Greece’s attempts to continue to remain a veritable bottomless pit for unserviceable debt which it has no intention of repaying were somewhat thwarted yesterday evening by the rejection by Eurozone finance ministers of the Greek government’s request to extend its bailout.

A matter of hours before the expiry of the deadline by which Greece must settle a 1.6 billion euro installment to the International Monetary Fund (IMF), officials from within other European Union member states have pulled up the drawbridge.

Greece’s electorate made their stance clear earlier this year in the election of socialist Prime Minister Alexis Tsipras, whose anti-austerity ethos has been vocally expressed, and whose wish to keep Greece the subject of continual funding from the IMF that the nation has no intention of repaying, rather than regenerating industrial methods of becoming self sufficient.

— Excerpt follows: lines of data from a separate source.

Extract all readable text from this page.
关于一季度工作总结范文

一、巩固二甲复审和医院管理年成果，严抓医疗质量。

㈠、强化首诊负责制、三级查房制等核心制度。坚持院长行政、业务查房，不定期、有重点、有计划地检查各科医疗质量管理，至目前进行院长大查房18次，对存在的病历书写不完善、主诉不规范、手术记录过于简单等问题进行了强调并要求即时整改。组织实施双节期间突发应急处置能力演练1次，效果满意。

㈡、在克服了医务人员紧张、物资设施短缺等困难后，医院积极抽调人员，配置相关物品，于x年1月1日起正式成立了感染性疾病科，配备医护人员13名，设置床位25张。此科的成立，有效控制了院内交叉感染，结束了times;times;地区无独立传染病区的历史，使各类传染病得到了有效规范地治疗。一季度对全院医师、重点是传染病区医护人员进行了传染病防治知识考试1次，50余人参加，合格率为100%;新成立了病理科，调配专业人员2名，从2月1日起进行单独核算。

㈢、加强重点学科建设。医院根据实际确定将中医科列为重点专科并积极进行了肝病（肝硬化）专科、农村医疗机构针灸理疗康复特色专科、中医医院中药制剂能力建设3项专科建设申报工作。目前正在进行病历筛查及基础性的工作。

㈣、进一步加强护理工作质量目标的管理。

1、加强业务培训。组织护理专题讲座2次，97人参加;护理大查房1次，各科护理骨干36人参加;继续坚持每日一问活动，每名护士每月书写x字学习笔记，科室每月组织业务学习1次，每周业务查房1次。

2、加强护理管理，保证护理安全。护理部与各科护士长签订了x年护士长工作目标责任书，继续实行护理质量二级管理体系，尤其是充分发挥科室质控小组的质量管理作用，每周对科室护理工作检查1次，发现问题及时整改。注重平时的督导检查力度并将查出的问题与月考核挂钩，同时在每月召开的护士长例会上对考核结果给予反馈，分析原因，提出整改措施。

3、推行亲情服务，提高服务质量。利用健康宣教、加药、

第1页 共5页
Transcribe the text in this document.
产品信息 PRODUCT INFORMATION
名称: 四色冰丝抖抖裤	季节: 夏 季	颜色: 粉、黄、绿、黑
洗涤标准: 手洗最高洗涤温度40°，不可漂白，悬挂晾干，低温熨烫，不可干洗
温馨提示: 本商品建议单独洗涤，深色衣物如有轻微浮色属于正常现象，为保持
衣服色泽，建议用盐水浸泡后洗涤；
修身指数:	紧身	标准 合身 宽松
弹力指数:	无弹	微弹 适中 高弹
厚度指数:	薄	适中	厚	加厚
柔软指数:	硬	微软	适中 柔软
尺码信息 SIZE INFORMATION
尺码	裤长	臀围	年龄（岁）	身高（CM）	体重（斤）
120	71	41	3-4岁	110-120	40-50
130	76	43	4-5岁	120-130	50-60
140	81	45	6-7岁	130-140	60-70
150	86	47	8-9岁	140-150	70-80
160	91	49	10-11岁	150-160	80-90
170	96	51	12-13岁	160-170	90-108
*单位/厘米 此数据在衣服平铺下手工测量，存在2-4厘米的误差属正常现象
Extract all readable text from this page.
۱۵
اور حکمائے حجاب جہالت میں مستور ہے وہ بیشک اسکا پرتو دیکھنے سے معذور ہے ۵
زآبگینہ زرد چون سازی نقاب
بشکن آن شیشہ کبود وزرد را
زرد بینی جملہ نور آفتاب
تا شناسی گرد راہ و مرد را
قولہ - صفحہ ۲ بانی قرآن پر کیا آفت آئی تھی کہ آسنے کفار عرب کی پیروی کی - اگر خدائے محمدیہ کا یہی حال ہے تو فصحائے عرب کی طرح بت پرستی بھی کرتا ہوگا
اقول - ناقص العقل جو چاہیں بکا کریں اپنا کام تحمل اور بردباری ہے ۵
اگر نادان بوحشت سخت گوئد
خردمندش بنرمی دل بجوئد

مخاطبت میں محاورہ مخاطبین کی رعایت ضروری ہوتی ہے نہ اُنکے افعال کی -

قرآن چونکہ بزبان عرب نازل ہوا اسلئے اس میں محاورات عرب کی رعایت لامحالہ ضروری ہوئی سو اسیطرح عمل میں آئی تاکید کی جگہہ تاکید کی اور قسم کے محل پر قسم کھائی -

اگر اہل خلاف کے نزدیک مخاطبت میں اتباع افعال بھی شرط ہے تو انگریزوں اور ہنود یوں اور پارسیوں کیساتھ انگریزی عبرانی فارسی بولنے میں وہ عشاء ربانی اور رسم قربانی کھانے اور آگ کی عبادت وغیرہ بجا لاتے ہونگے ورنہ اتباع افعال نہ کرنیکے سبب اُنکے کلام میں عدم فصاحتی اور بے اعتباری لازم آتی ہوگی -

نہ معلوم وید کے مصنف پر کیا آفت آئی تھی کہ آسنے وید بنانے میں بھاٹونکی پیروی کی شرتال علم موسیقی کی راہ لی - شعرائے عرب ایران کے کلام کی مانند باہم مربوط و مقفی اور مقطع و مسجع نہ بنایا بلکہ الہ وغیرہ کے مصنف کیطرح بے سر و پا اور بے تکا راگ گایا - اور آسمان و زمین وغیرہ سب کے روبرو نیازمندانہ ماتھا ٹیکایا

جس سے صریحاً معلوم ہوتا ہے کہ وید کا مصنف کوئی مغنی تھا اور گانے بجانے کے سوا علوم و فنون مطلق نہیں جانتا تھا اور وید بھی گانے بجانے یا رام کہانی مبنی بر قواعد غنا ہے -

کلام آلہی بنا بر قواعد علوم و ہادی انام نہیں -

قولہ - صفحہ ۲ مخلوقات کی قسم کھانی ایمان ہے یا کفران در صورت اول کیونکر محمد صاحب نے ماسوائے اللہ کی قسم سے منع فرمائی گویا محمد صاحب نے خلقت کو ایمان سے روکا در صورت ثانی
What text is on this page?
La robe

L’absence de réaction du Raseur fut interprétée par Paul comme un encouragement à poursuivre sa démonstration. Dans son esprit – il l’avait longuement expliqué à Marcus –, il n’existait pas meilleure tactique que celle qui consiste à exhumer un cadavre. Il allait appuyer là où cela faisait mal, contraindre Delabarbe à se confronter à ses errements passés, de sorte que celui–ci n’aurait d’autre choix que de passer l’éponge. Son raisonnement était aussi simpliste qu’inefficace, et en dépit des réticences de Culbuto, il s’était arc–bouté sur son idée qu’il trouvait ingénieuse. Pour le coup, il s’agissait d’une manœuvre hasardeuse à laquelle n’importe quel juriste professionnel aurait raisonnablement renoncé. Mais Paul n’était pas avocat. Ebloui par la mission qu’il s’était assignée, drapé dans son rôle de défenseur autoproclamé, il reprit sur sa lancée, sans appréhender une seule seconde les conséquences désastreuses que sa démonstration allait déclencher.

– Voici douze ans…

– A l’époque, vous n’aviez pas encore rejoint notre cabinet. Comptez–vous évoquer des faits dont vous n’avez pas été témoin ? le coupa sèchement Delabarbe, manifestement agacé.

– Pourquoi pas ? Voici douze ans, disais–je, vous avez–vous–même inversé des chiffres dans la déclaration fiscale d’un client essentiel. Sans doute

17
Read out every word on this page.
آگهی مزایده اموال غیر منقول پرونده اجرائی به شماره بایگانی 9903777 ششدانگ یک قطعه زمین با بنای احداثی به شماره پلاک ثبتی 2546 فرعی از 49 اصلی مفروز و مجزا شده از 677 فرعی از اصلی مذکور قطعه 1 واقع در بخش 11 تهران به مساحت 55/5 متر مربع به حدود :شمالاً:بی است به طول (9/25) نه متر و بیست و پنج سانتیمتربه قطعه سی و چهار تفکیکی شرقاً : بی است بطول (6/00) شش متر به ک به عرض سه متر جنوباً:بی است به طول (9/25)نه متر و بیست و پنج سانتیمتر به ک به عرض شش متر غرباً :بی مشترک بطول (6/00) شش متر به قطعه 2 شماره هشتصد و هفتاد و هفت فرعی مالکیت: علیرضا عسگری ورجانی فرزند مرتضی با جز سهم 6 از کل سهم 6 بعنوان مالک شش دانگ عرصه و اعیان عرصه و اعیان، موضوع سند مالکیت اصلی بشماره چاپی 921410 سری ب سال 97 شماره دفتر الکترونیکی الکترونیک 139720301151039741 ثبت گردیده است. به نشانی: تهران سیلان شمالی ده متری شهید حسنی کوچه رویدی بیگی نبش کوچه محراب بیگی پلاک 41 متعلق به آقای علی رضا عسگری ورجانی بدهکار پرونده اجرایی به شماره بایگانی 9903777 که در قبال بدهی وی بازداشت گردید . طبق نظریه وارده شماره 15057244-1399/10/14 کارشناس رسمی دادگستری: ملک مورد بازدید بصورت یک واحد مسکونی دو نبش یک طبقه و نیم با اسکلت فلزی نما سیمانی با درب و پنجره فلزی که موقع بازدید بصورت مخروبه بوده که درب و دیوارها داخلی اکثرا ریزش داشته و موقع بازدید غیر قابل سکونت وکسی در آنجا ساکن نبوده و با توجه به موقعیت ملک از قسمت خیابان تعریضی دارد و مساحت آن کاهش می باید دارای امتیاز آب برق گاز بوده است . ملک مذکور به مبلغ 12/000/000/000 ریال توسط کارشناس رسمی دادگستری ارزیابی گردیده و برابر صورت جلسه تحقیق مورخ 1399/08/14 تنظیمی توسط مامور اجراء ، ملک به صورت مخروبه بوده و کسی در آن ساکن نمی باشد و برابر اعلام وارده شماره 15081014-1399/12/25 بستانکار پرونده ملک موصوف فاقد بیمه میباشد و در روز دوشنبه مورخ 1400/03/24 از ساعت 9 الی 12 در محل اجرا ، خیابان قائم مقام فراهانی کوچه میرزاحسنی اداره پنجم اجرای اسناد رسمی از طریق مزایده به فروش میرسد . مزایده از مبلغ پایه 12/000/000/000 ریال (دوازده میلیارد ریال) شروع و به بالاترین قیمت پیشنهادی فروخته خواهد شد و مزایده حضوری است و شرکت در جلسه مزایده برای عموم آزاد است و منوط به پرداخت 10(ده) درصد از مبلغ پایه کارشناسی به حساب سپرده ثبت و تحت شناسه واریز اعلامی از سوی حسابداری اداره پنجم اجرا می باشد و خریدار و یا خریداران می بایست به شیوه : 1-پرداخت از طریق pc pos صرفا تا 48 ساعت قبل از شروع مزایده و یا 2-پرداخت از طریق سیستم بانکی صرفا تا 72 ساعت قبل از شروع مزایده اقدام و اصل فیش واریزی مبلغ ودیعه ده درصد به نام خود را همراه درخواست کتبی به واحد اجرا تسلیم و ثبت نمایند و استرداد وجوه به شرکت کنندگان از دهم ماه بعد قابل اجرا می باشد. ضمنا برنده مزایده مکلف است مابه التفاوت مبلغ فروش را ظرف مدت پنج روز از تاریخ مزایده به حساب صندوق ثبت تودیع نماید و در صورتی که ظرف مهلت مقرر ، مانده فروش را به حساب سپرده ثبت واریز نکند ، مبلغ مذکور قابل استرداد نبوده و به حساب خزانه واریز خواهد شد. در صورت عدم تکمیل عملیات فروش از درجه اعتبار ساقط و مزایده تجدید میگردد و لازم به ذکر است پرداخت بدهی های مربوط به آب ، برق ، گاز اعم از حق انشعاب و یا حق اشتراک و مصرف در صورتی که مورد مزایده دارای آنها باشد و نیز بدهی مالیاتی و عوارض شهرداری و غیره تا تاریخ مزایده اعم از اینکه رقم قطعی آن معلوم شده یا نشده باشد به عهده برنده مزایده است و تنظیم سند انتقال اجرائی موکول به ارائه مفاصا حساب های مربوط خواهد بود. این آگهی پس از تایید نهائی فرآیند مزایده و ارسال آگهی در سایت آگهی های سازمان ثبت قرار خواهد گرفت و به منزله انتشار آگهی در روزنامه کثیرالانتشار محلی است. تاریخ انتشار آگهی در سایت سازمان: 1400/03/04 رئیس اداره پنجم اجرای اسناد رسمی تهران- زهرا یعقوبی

In a report by the BBC, Dutch Finance Minister Jeroen Dijsselbloem said it would be “crazy” to extend the Greek bailout beyond its midnight expiration as Athens was refusing accept the European proposals on the table.

peaking after the conference call, he added that a Greek request for a new €29.1bn European aid programme would be considered later.

The European Commission – one of Greece’s “troika” of creditors along with the IMF and the eurozone’s European Central Bank – wants Athens to raise taxes and cut welfare spending to meet its debt obligations.

Amid fears of a Greek default on its huge public debt of €323bn, a run on the banks has amassed, and capital controls are now in place.

If a payment to the IMF is missed and managing director Christine Lagarde informs her board, the eurozone would have the right under the loan agreements to demand immediate repayment of more than €180 billion they have already lent Greece which equates to over a third of the European Central Bank’s capitalization, with no collateral of any value as the security was provided in the form of Greek banks.

On Tuesday evening, thousands of pro-EU protesters braved stormy weather and gathered outside the Greek parliament in Athens to urge a “yes” vote in a referendum on Sunday over whether the country should accept its creditors’ proposals.